Para Martínez fue como viajar en el tiempo. La puesta en escena era la misma, la víctima presentaba las mismas características físicas de Carla, con la excepción de un tatuaje que ponía Tzad-Al-B. Lo demás era idéntico en apariencia, faltaba el informe del equipo forense, pero Martínez no creía que se encontrarán novedades. Un asesino organizado, con intervalos de al menos quince años. Dados los elementos rituales, el uso de palabras extrañas, el destripamiento, se trataba probablemente de un hombre blanco, quizá con disfunción eréctil. Ahí se le acababa su fiel saber. Si le fuera permitido adivinar, se decantaría por un profesor universitario, quizá de una carrera humanista; le sonaba filosofía o sociología. Faltaría un tercer cuerpo para ver si algunas de las conclusiones que había adelantado tenían algún sentido, o no. Sin embargo, si el intervalo entre asesinatos era tan largo, Martínez dudaba que le quedara vida para encontrar al asesino de Carla.

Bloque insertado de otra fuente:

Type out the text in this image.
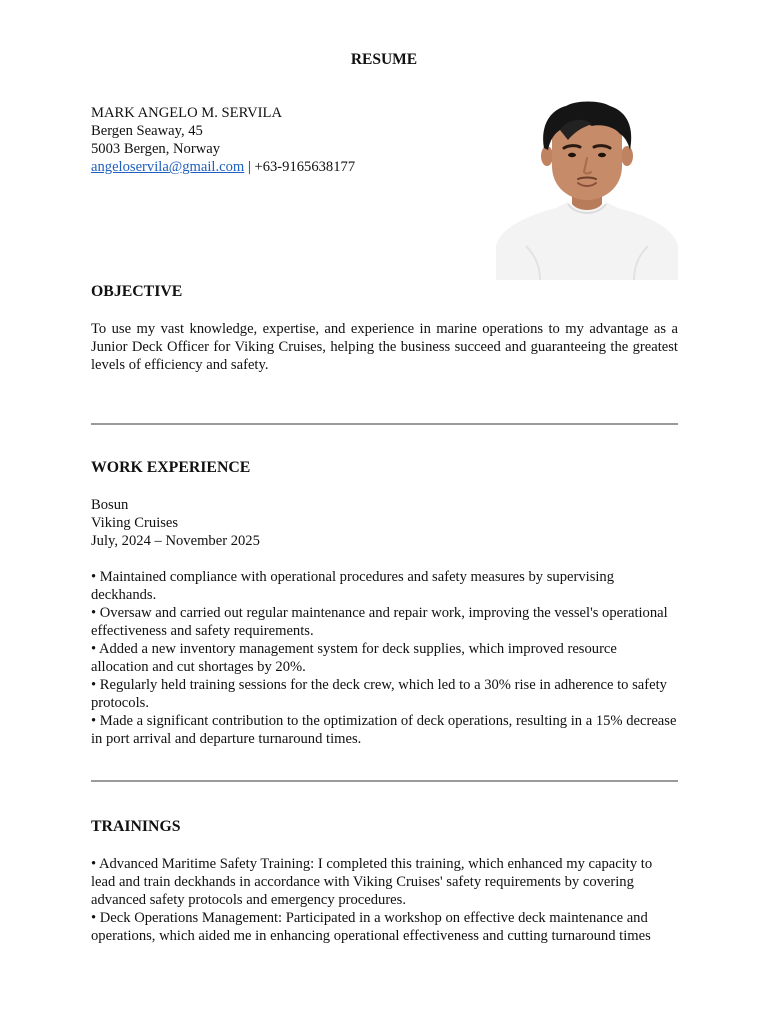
RESUME
MARK ANGELO M. SERVILA
Bergen Seaway, 45
5003 Bergen, Norway
angeloservila@gmail.com | +63-9165638177
OBJECTIVE
To use my vast knowledge, expertise, and experience in marine operations to my advantage as a Junior Deck Officer for Viking Cruises, helping the business succeed and guaranteeing the greatest levels of efficiency and safety.
WORK EXPERIENCE
Bosun
Viking Cruises
July, 2024 – November 2025
• Maintained compliance with operational procedures and safety measures by supervising deckhands.
• Oversaw and carried out regular maintenance and repair work, improving the vessel's operational effectiveness and safety requirements.
• Added a new inventory management system for deck supplies, which improved resource allocation and cut shortages by 20%.
• Regularly held training sessions for the deck crew, which led to a 30% rise in adherence to safety protocols.
• Made a significant contribution to the optimization of deck operations, resulting in a 15% decrease in port arrival and departure turnaround times.
TRAININGS
• Advanced Maritime Safety Training: I completed this training, which enhanced my capacity to lead and train deckhands in accordance with Viking Cruises' safety requirements by covering advanced safety protocols and emergency procedures.
• Deck Operations Management: Participated in a workshop on effective deck maintenance and operations, which aided me in enhancing operational effectiveness and cutting turnaround times
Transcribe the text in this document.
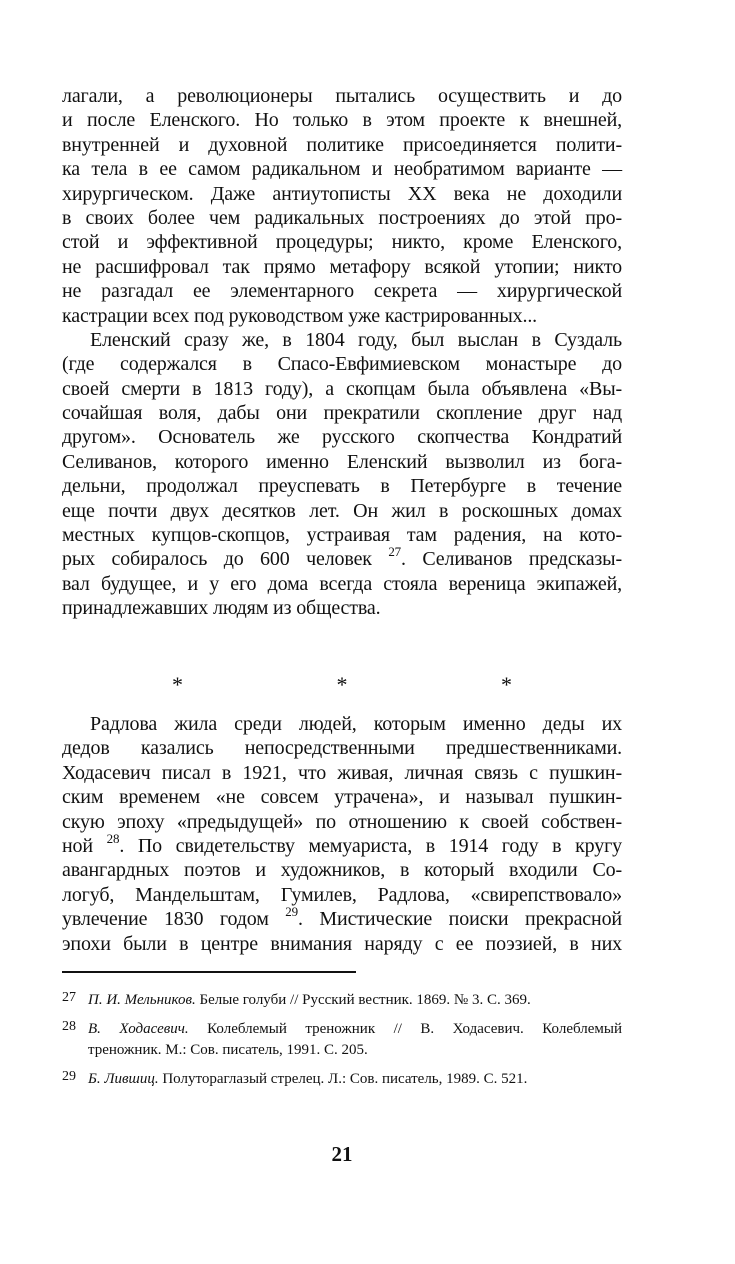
лагали, а революционеры пытались осуществить и до
и после Еленского. Но только в этом проекте к внешней,
внутренней и духовной политике присоединяется полити-
ка тела в ее самом радикальном и необратимом варианте —
хирургическом. Даже антиутописты XX века не доходили
в своих более чем радикальных построениях до этой про-
стой и эффективной процедуры; никто, кроме Еленского,
не расшифровал так прямо метафору всякой утопии; никто
не разгадал ее элементарного секрета — хирургической
кастрации всех под руководством уже кастрированных...
Еленский сразу же, в 1804 году, был выслан в Суздаль
(где содержался в Спасо-Евфимиевском монастыре до
своей смерти в 1813 году), а скопцам была объявлена «Вы-
сочайшая воля, дабы они прекратили скопление друг над
другом». Основатель же русского скопчества Кондратий
Селиванов, которого именно Еленский вызволил из бога-
дельни, продолжал преуспевать в Петербурге в течение
еще почти двух десятков лет. Он жил в роскошных домах
местных купцов-скопцов, устраивая там радения, на кото-
рых собиралось до 600 человек $^{27}$. Селиванов предсказы-
вал будущее, и у его дома всегда стояла вереница экипажей,
принадлежавших людям из общества.
* * *
Радлова жила среди людей, которым именно деды их
дедов казались непосредственными предшественниками.
Ходасевич писал в 1921, что живая, личная связь с пушкин-
ским временем «не совсем утрачена», и называл пушкин-
скую эпоху «предыдущей» по отношению к своей собствен-
ной $^{28}$. По свидетельству мемуариста, в 1914 году в кругу
авангардных поэтов и художников, в который входили Со-
логуб, Мандельштам, Гумилев, Радлова, «свирепствовало»
увлечение 1830 годом $^{29}$. Мистические поиски прекрасной
эпохи были в центре внимания наряду с ее поэзией, в них
27 П. И. Мельников. Белые голуби // Русский вестник. 1869. № 3. С. 369.
28 В. Ходасевич. Колеблемый треножник // В. Ходасевич. Колеблемый
треножник. М.: Сов. писатель, 1991. С. 205.
29 Б. Лившиц. Полутораглазый стрелец. Л.: Сов. писатель, 1989. С. 521.
21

Tendría alrededor de 35 años en este momento, pensó Martínez. No estaría casada, aunque sí saldría con alguien. Tal vez si Martínez supiera jugar sus cartas podría lograr que se fijara en él. Al fin y al cabo, no le llevaba muchos años. Sonrió, con esa sonrisa que no le solía gustar a su abuela, porque le parecía que era la sonrisa de un hombre que caminaba de prisa a su tumba.
Martínez encendía un nuevo cigarrillo, cuando un agente lo sacó de sus ensoñaciones mientras le alargaba un volumen mojado dentro de una bolsa plástica. Martínez solo alcanzó a leer el título, El Tarmadón, antes de preguntarle al agente donde lo había encontrado.
Cien metros más adentro el agente le encontró la cueva del tesoro. Cien metros más adentro, Martínez encontró lo que podría ser su propia piedra Rosetta del caso.